Emulsion liquid membrane separation of copper from aqueous solution

Abstract

Equilibrium extraction of copper solution by kerosene in the presence of cation carrier, di(2-ethylhexyl)phosphoric acid (D2EHPA), at room temperature for 8 hours was studied. The extraction equilibrium of copper was found to be 8.20*10-4 dm3/mol. It was found that one mole of copper reacted with two moles of dimeric form of D2EHPA to form a complex in the membrane phase. Batch extraction of copper from aqueous solution by emulsion liquid membrane (ELM) process was also studied. The membrane phase consisted of the cation carrier D2EHPA and the surfactant Span80 which dissolved in kerosene. The internal aqueous phase was HC1 solution. The experiments had been varied to determine the optimum conditions for copper separation. It was found that the optimum pH for the extraction of 100 ppm. of copper in the external phase was 3.0. In the membrane phase, 5%(v/v) Span80 and 10%(v/v) D2EHPA were found satisfactory. External phase optimum concentration of HC1 was 1 N. Optimum agitation speed for extraction was 400 rpm.
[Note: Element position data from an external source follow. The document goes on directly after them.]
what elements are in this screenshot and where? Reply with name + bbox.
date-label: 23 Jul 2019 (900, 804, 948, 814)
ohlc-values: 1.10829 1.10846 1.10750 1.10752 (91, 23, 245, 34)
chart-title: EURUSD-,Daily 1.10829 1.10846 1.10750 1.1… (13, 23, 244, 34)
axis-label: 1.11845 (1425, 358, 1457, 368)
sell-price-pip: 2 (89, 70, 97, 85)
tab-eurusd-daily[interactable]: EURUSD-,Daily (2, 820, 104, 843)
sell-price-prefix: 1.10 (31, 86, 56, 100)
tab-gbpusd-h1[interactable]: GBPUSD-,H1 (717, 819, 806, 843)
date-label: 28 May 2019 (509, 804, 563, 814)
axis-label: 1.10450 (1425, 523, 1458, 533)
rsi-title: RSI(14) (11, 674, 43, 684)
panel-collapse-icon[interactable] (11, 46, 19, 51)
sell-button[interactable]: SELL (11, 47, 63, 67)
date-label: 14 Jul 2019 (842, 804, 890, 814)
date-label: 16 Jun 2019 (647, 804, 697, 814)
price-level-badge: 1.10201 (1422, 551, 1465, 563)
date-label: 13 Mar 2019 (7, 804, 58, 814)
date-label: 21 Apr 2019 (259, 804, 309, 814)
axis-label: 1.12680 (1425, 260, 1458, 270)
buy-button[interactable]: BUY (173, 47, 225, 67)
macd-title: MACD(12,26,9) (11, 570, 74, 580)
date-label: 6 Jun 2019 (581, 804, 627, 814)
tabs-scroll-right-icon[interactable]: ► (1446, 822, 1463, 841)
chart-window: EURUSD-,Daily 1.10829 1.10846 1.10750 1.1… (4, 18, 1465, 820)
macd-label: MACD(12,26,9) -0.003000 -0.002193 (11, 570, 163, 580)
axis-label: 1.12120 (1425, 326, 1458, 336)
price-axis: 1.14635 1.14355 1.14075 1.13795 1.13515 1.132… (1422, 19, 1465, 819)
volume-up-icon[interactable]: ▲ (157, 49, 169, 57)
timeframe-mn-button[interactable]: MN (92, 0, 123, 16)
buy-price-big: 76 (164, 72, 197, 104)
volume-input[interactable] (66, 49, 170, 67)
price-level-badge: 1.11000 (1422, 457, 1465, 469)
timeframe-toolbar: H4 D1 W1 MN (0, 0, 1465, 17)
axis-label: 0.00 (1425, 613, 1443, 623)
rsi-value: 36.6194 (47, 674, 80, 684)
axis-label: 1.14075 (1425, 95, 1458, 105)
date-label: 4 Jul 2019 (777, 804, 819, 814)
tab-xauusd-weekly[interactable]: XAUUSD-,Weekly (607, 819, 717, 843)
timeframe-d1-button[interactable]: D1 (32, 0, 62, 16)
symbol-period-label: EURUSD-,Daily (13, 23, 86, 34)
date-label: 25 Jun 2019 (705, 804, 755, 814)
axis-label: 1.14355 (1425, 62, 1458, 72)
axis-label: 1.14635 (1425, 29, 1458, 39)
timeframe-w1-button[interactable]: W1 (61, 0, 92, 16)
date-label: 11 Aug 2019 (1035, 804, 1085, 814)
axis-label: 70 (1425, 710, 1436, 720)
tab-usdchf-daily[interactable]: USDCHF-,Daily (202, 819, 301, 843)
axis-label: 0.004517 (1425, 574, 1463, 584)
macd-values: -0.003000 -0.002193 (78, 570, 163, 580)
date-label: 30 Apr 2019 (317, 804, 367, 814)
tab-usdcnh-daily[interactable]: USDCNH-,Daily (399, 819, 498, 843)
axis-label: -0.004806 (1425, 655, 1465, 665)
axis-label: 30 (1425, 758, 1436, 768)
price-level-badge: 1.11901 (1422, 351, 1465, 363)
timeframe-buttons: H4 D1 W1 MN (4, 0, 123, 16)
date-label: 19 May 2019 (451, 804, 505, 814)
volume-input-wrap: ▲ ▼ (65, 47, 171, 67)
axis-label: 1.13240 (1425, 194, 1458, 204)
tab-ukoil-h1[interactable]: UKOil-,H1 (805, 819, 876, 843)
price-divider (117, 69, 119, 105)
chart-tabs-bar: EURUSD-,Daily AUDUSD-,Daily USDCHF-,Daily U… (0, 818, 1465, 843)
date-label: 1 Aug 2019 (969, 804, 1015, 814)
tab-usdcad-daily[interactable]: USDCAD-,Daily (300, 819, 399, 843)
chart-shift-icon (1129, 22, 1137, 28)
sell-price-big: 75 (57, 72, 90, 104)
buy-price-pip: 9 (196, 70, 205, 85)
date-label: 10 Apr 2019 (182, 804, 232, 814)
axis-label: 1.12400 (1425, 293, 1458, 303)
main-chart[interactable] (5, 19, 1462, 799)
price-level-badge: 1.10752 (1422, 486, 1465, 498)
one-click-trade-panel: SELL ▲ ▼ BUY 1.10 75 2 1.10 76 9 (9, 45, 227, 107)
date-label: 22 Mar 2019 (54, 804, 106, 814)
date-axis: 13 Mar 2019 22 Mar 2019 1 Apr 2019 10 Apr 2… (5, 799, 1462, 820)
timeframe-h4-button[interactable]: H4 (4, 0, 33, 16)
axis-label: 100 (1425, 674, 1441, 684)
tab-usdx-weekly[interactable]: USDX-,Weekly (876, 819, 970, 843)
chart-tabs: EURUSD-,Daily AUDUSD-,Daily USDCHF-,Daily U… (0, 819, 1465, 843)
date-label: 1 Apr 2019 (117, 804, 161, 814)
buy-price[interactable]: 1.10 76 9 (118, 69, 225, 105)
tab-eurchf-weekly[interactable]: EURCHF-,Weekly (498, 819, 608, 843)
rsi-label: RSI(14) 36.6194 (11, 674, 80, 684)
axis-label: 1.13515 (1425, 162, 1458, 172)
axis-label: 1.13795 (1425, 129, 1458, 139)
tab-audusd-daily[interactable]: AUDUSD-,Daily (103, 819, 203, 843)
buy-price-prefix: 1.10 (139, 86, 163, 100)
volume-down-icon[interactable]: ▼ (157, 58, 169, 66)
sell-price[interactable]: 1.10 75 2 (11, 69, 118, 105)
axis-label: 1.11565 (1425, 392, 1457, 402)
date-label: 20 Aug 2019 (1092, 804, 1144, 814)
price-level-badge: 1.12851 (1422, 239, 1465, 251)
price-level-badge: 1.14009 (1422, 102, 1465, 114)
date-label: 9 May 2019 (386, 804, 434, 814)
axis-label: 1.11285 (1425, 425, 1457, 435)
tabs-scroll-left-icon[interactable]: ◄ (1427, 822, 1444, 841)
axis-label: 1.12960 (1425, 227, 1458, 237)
Under these conditions, more than 99% of copper from aqueous solution in external phase were extracted within 5 minutes. At the final extraction, the concentration of copper in the internal phase was twenty folds greater than that of the external phase. The continuous operation of extraction of copper solution was conducted by using the optimum condition of batch operation. The results of these experiments showed when the volumetric flow rate of feed solution was decreased, the percentages of extraction increased and that more than 90% of copper ions were extracted from feed solution.